Unterstützt Ihre Partei die open-access-Strategie der Allianz im Wissenschaftsbereich und beabsichtigt sie den 3. Korb der Urheberrechts-Novelle in der nächsten Legislaturperiode umzusetzen?

Universitäres Wissen teilen

Universitäres Wissen ist geteiltes Wissen. Es gibt keine Einheitswissenschaft, die universitäre Erkenntnisse in ihrer Gesamtheit umfasst. Die Gegenstände wissenschaftlicher Betrachtung sind mitbestimmt durch die Betrachtungsweise der jeweiligen Disziplin: durch ihr leitendes Interesse, ihren methodischen Zugang, ihre Sprache und Geschichte. Dass disziplinäre Erkenntnisse Bestandteil universitären Wissens werden, bedingt Mitteilung und dialogische Beteiligung – auch und gerade über die Grenzen der Disziplinen hinweg.

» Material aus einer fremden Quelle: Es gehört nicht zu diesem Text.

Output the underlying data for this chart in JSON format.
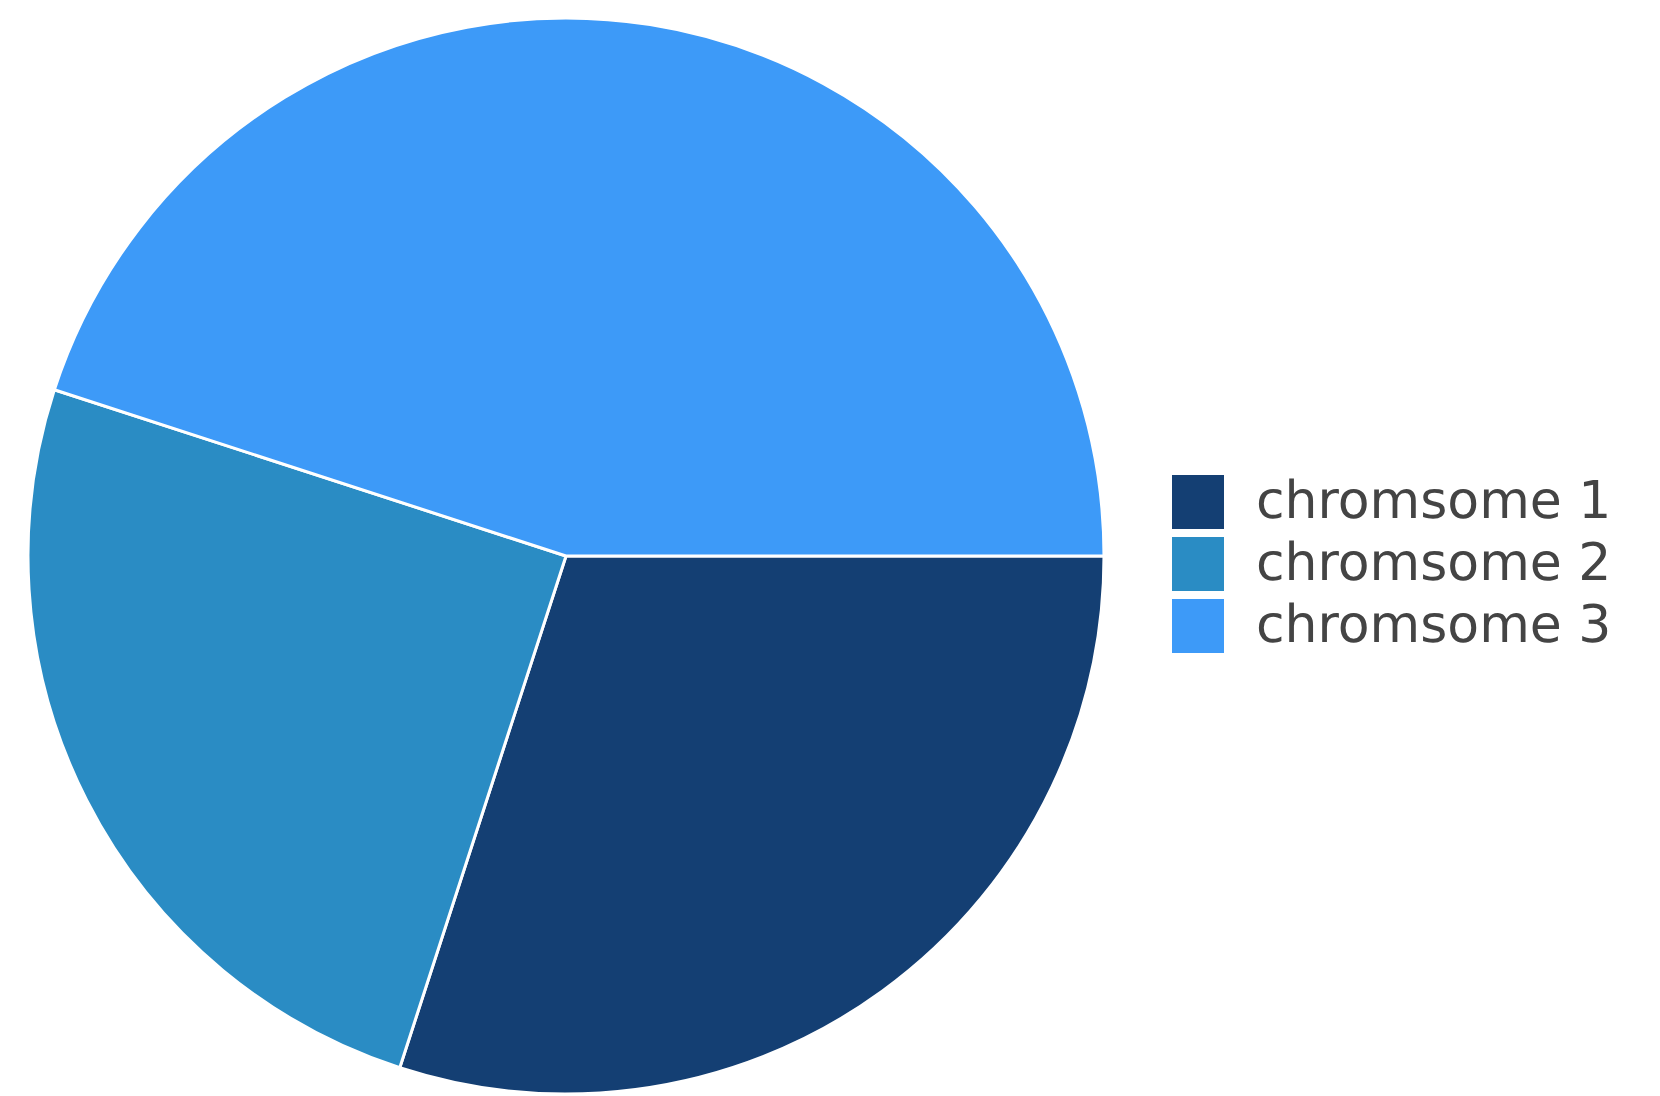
{
  "chart_data": {
    "type": "pie",
    "categories": [
      "chromsome 1",
      "chromsome 2",
      "chromsome 3"
    ],
    "values": [
      30,
      25,
      45
    ],
    "colors": [
      "#143f73",
      "#2a8cc4",
      "#3d9af8"
    ],
    "legend": "right"
  }
}
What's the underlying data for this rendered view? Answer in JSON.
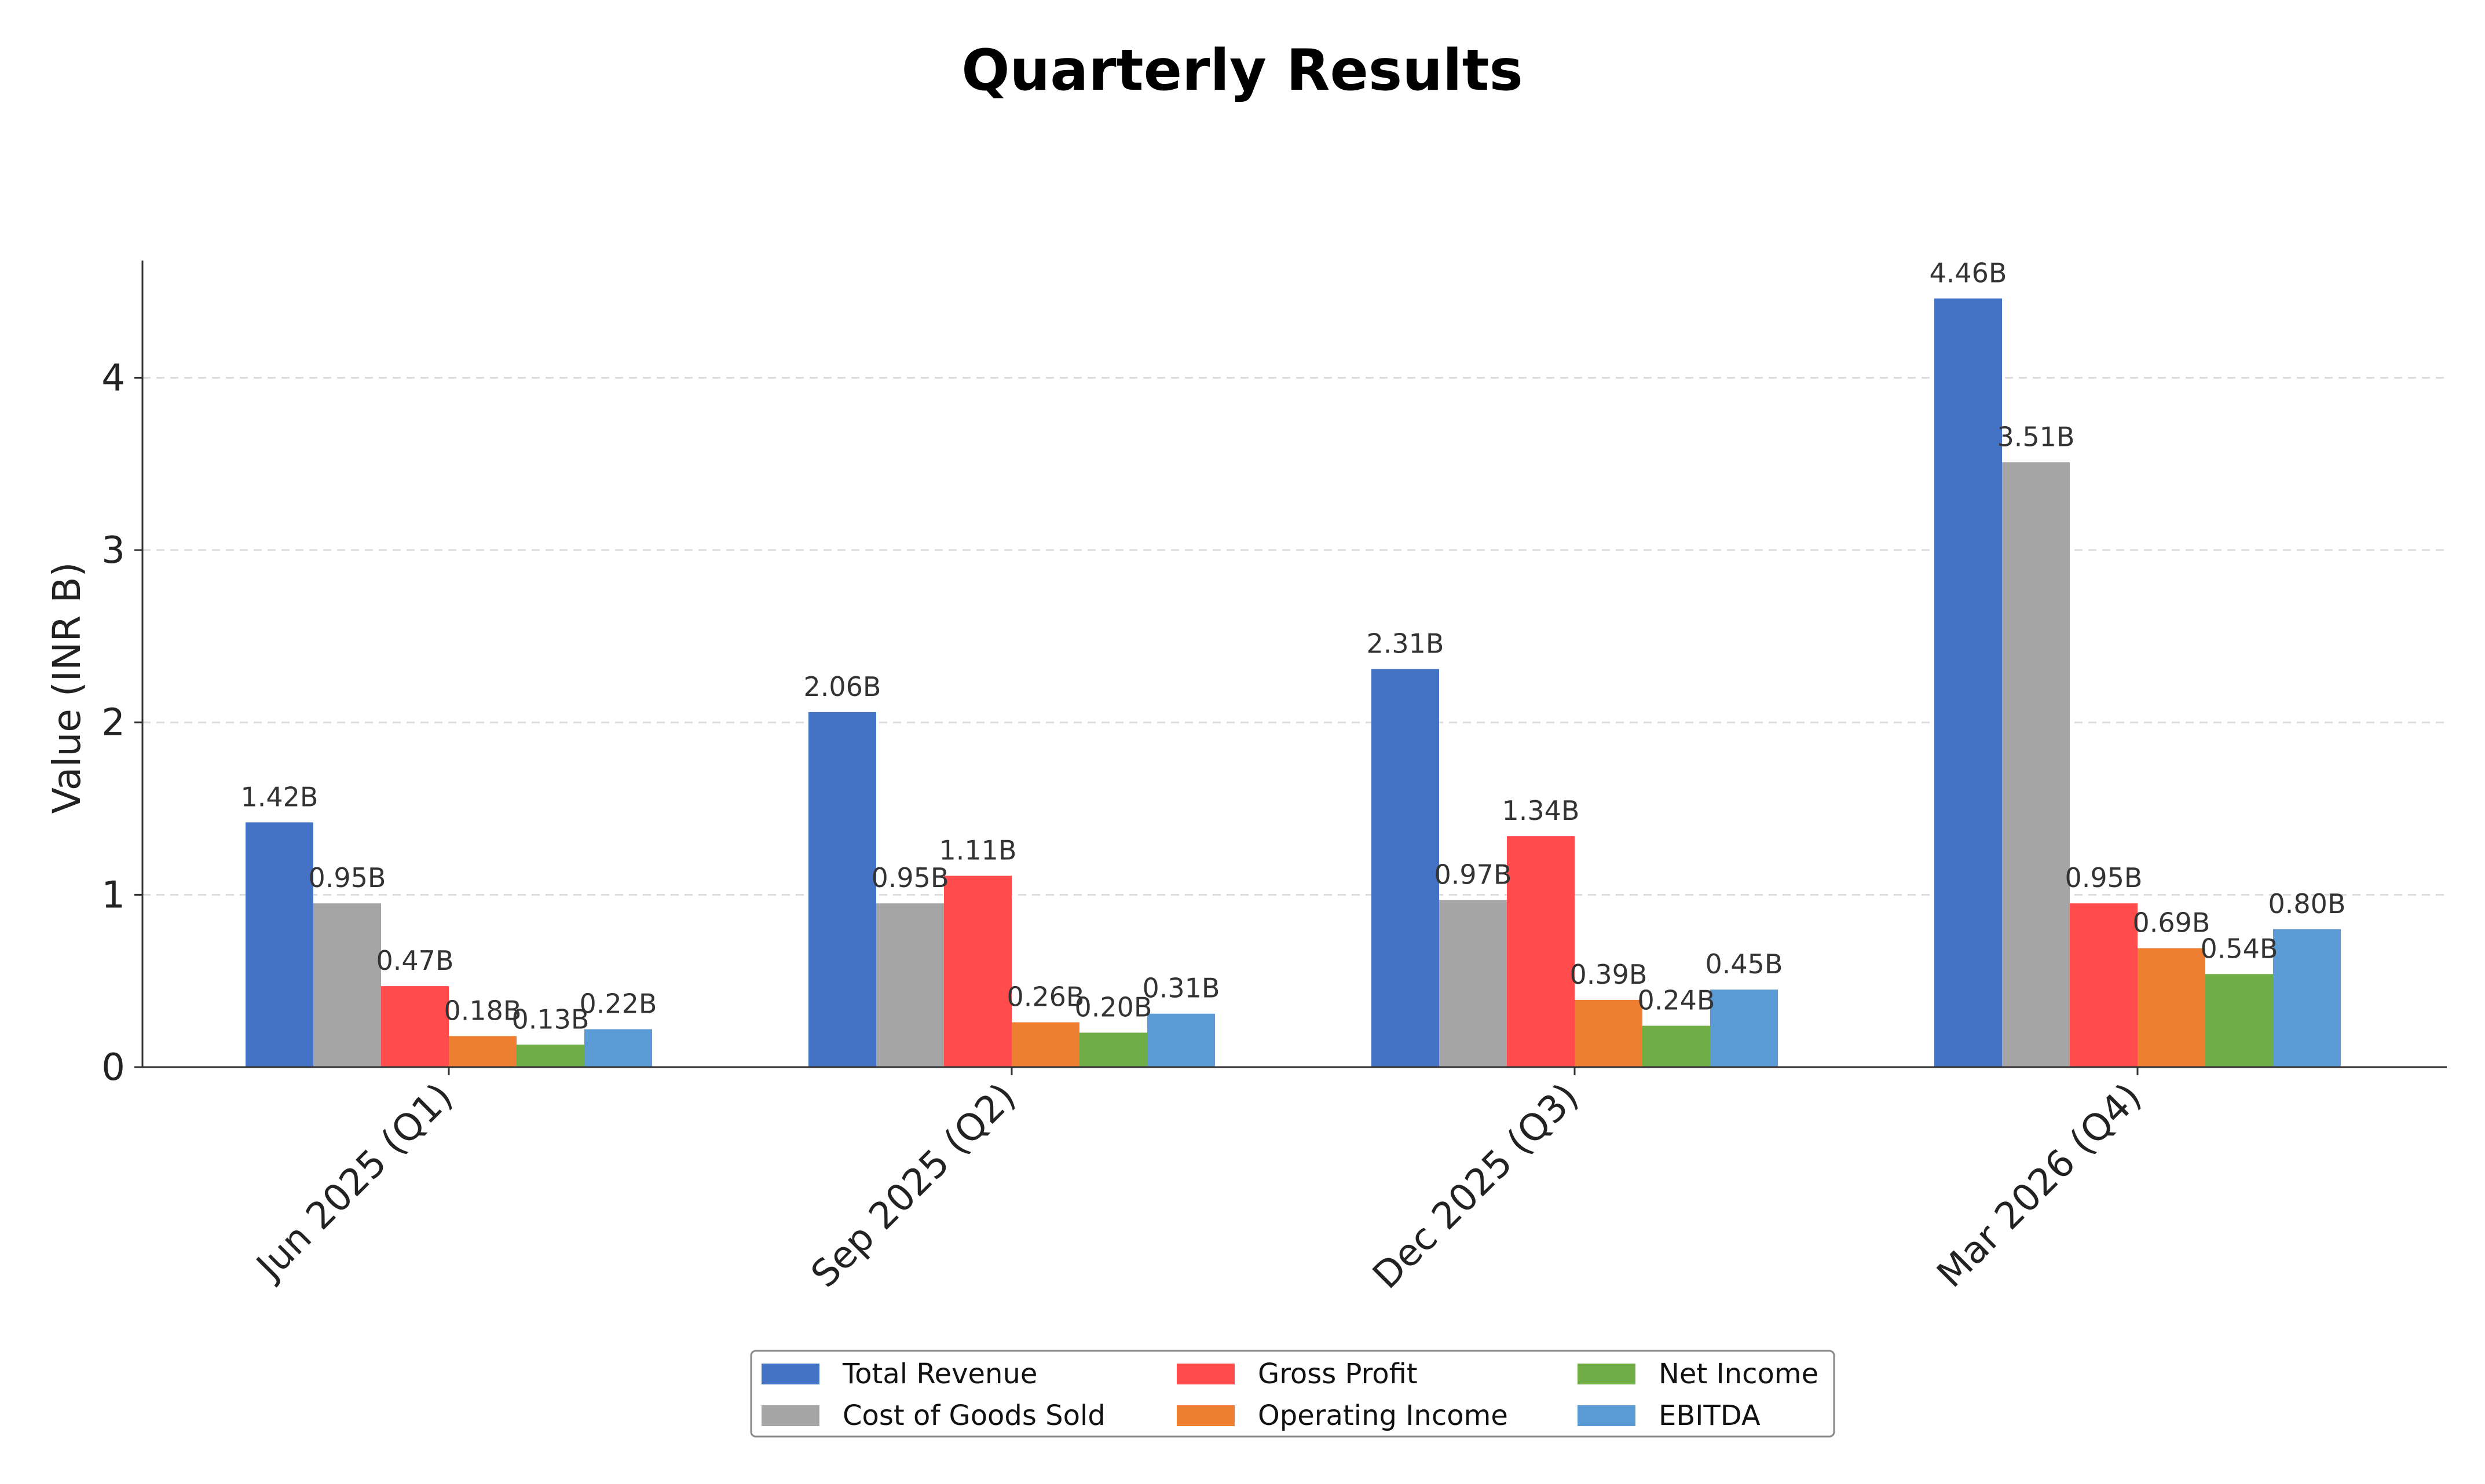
{
  "chart_data": {
    "type": "bar",
    "title": "Quarterly Results",
    "ylabel": "Value (INR B)",
    "xlabel": "",
    "categories": [
      "Jun 2025 (Q1)",
      "Sep 2025 (Q2)",
      "Dec 2025 (Q3)",
      "Mar 2026 (Q4)"
    ],
    "ylim": [
      0,
      4.68
    ],
    "yticks": [
      "0",
      "1",
      "2",
      "3",
      "4"
    ],
    "grid": "y dashed",
    "legend_position": "bottom-center",
    "value_suffix": "B",
    "series": [
      {
        "name": "Total Revenue",
        "color": "#4472C4",
        "values": [
          1.42,
          2.06,
          2.31,
          4.46
        ]
      },
      {
        "name": "Cost of Goods Sold",
        "color": "#A5A5A5",
        "values": [
          0.95,
          0.95,
          0.97,
          3.51
        ]
      },
      {
        "name": "Gross Profit",
        "color": "#FF4B4B",
        "values": [
          0.47,
          1.11,
          1.34,
          0.95
        ]
      },
      {
        "name": "Operating Income",
        "color": "#ED7D31",
        "values": [
          0.18,
          0.26,
          0.39,
          0.69
        ]
      },
      {
        "name": "Net Income",
        "color": "#70AD47",
        "values": [
          0.13,
          0.2,
          0.24,
          0.54
        ]
      },
      {
        "name": "EBITDA",
        "color": "#5B9BD5",
        "values": [
          0.22,
          0.31,
          0.45,
          0.8
        ]
      }
    ]
  }
}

Ein interessantes Thema, dem sich das Symposium “Universitäres Wissen teilen” im März 2008 widmete. Die Organisatoren gehen bezüglich der gewonnen Erkenntnisse vorbildlich voran und teilen ihr universitäres Wissen CC-lizensiert und online schon vor Erscheinen der Printpublikation beim VDF Hochschulverlag: “Universitäres Wissen teilen : Forschende im Dialog” (PDF).